Hoher Besuch

  • Mathias Wedel
  • Lesedauer: 3 Min.
Flattersatz: Hoher Besuch

Es war einmal ein Bundespräsident, der lebte in einem prächtigen Schloss mit einem Park und dicken, alten Eichen darin und mit seiner lieben Frau auf Kosten seiner Untertanen. Damit hätte er es zufrieden sein können. Aber etwas in ihm rumorte und kollerte und zwickte ihn. Dann trieb es ihn hinaus aus dem Schloss. Er hielt eine Berliner Rede nach der anderen, besuchte schwarzhäutige Kinder in Afrika oder verbrachte den Tag in einem Siechenheim, wo er mit den Hospitalisierten deutsches Liedgut absang.
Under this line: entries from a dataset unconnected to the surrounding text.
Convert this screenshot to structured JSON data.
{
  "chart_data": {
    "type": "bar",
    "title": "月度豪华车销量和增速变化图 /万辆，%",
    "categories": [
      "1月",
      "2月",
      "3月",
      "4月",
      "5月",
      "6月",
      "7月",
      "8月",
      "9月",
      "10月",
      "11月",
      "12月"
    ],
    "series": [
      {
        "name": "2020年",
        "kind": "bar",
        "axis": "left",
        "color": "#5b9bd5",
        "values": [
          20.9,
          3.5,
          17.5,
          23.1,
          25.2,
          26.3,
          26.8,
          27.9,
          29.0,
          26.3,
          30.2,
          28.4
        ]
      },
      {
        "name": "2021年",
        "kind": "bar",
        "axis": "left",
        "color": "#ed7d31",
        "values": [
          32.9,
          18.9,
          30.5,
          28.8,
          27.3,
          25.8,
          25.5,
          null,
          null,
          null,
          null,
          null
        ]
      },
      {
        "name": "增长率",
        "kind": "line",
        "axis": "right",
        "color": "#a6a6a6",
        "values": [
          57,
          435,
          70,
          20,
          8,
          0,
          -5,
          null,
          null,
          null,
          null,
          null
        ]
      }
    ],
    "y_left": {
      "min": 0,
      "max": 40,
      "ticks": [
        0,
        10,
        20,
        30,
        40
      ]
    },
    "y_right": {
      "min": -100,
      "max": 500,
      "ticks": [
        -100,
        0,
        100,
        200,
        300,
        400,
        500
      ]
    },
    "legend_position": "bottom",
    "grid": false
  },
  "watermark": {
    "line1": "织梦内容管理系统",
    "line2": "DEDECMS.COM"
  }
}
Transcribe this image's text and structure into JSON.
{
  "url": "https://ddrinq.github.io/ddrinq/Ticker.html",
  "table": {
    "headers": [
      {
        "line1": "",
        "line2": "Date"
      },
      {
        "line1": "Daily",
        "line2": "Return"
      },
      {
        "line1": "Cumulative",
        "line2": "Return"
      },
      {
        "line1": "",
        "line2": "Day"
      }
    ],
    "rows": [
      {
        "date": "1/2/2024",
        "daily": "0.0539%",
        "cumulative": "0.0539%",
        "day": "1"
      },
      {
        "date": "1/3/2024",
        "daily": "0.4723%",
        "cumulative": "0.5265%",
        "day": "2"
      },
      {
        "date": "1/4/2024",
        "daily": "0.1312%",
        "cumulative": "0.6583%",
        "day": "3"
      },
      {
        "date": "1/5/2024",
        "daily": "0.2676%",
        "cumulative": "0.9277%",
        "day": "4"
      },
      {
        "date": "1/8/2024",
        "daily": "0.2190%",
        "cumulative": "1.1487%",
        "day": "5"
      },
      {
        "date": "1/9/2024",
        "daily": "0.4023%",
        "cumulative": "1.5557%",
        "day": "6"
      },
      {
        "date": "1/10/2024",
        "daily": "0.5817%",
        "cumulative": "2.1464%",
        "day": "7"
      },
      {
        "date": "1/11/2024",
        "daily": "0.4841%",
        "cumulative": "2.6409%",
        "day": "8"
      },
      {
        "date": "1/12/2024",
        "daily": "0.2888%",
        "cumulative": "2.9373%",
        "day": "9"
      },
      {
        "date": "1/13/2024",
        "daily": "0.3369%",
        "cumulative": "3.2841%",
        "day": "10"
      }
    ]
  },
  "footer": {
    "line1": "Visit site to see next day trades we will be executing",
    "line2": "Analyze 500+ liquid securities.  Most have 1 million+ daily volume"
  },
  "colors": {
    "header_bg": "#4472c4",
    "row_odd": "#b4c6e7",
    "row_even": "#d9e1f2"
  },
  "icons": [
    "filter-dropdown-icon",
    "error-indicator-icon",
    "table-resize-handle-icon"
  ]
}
Vanessa war vier Jahre alt und wohnte in der selben Stadt wie der Bundespräsident. Aber die beiden wussten nichts voneinander. Das wäre heute noch so, wenn der Bundespräsident nicht eines Morgens eine leere Seite in seinem Taschenkalender entdeckt hätte, mitten im Monat Mai! Augenblicklich schiss er seine Hofschranzen zusammen – das durfte er, schließlich war er Bundespräsident: »Was mit Kindern, aber bisschen plötzlich, wenn ich bitten darf!«

In der Kita »Pelikan« in der berühmten Friedrichstraße wurden die pädagogischen Mitarbeiter plötzlich prinzipiell. Vanessa sollte beim gemeinsamen Male gefälligst keine größeren Stücke mehr über den Tisch spucken, namentlich keine Kartoffeln. Es wurden Tischdecken aufgelegt und die Kinder sollten Bilder malen, die samt und sonders als »lustig« bezeichnet wurden. Ein Scheuergeschwader rückte an und seltsam ernste Männer schauten hinter die Schuhregale. Sie fanden sogar noch ein vergammeltes Osternest in der Snuselecke, das dem kleinen Suleiman gehörte, der es ausgeschlagen hatte, weil er mosaischen Glaubens ist. Die Eltern der Pelikankinder wurden diskret gebeten, einige Angaben über sich in eine Liste zu schreiben und gefragt, ob sie vielleicht an einem bestimmten Tag – der im Taschenkalender des Bundespräsidenten inzwischen den Eintrag »Pelikan« und »lustige Krawatte« enthielt – ohne Stich-, Hieb und Feuerwaffen und ohne die Absicht, dissonante Bemerkungen machen zu wollen, in der Kita erscheinen würden.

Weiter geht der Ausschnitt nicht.